In Australia, hotel quarantine and health workers will also be the first cohort to be inoculated at 16 Pfizer vaccination centers across the country, along with older Australians in senior care centers.

“Today we are launching the largest vaccination program in our history, vaccinating the first frontier staff, a critical step to protect everyone in Aotearoa,” New Zealand Health Minister Ashley Bloomfield told Auckland reporters. with the Maori indigenous name of the country. .

“We will spend these first few days and weeks in a measured way to make sure our systems and processes are sound.”

New Zealand expects its national deployment, with a population of 5 million, to take a full year, while Australia aims to inoculate its 25 million citizens in October.

No new COVID-19 infections were reported in communities in any country in the previous 24 hours despite tens of thousands of tests, officials said.
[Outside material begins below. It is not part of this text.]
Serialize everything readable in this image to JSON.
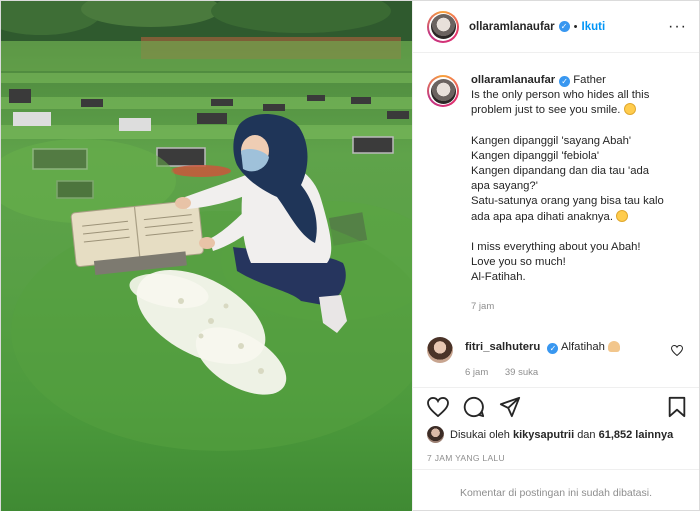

Both nations ended local closures quickly this week after a group left a quarantine hotel in Melbourne and as New Zealand authorities investigated how a variety of a highly transmissible UK variant was found in three members of an Auckland family.

The two countries rank in the top ten globally in a COVID-19 performance index for their success in handling the pandemic.

Australia has recorded just under 29,000 cases and 909 deaths, while New Zealand has recorded just 26 deaths per 2,350 cases.

Paulina Duran’s report in Sydney; Lincoln Feast Edition.